Ventana Research Analyst Perspectives

Justifying Analytics for Agents and Better Customer Service

Written by Ventana Research | Oct 18, 2012 6:50:03 PM

Our new world of multifaceted customer communications is driven by moments of interaction with the brand, often called moments of truth. Today’s call center analytics put companies in a position to manage these moments. Analytics that are specific to the call center include desktop analytics, event stream analytics, speech analytics, text analytics, cross-channel analytics and predictive modeling. These analytics, in turn, drive areas such as agent training and coaching, time and capacity optimization, customer satisfaction and loyalty, and cross-sell and upsell opportunities.

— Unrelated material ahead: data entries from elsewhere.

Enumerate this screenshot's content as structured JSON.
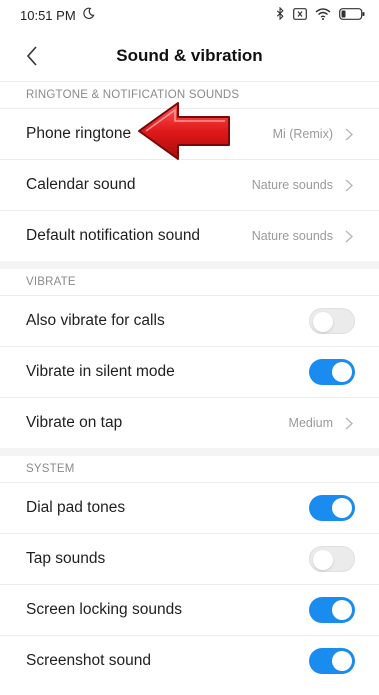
{
  "status": {
    "time": "10:51 PM"
  },
  "header": {
    "title": "Sound & vibration"
  },
  "sections": {
    "ringtone": {
      "header": "RINGTONE & NOTIFICATION SOUNDS",
      "items": [
        {
          "label": "Phone ringtone",
          "value": "Mi (Remix)"
        },
        {
          "label": "Calendar sound",
          "value": "Nature sounds"
        },
        {
          "label": "Default notification sound",
          "value": "Nature sounds"
        }
      ]
    },
    "vibrate": {
      "header": "VIBRATE",
      "items": [
        {
          "label": "Also vibrate for calls",
          "toggle": false
        },
        {
          "label": "Vibrate in silent mode",
          "toggle": true
        },
        {
          "label": "Vibrate on tap",
          "value": "Medium"
        }
      ]
    },
    "system": {
      "header": "SYSTEM",
      "items": [
        {
          "label": "Dial pad tones",
          "toggle": true
        },
        {
          "label": "Tap sounds",
          "toggle": false
        },
        {
          "label": "Screen locking sounds",
          "toggle": true
        },
        {
          "label": "Screenshot sound",
          "toggle": true
        }
      ]
    }
  },
  "colors": {
    "accent": "#1a8cf0",
    "arrow": "#d81a1a"
  },
  "icons": [
    "moon-icon",
    "bluetooth-icon",
    "sim-x-icon",
    "wifi-icon",
    "battery-icon",
    "back-icon",
    "chevron-right-icon",
    "red-arrow-icon"
  ]
}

Our benchmark research into call center analytics shows that training and coaching are two of the biggest drivers of dissatisfaction among call center managers and executives, yet agent coaching is still a very manual process. According to our benchmark research on Agent Performance Management, 71 percent of agent coaching is triggered by the supervisor, and 86 percent of agent coaching is selected by the supervisor. This suggests that we are using subjective criteria without any analytical rigor to drive our most important processes. With analytics, training of call center agents can be driven in a more scientific manner rather than a one-size-fits-all approach, in which agent training is triggered by systematically defining areas for improvement and delivered at the desktop during agent idle time.

Agent utilization and capacity planning are other key areas of concern among managers. Our research shows that 75 percent of call center managers and executives consider increasing agent utilization to be very important. In one use case, we saw a company with forecast variation across locations with respect to both hours and customer satisfaction, which resulted in significant cost overruns in overtime hours, and also significant hits to overall customer satisfaction and loyalty scores. By implementing uniform technology and automated analytic processes across call centers, the company saw more than a 10 percent reduction in operating expenses, a positive return on investment in a matter of months, and an increase of more than 5 percent in customer satisfaction scores.

Companies should conduct a thorough assessment to see what kinds of analytics make sense in terms of business need and technology investment, but agent training and agent utilization are two areas of low-hanging fruit that can demonstrate the value of workforce analytics in the call center.

The key for the business case is to hit the high points: a 10 to 20 percent reduction in operational expenses, months rather than years to break even, and a significant increase in customer satisfaction scores and customer experience. This last factor is the most important, as it addresses the most common complaint I hear from executives regarding their VOC programs: the needle on NPS (or satisfaction, loyalty index or other outcome metric) does not move.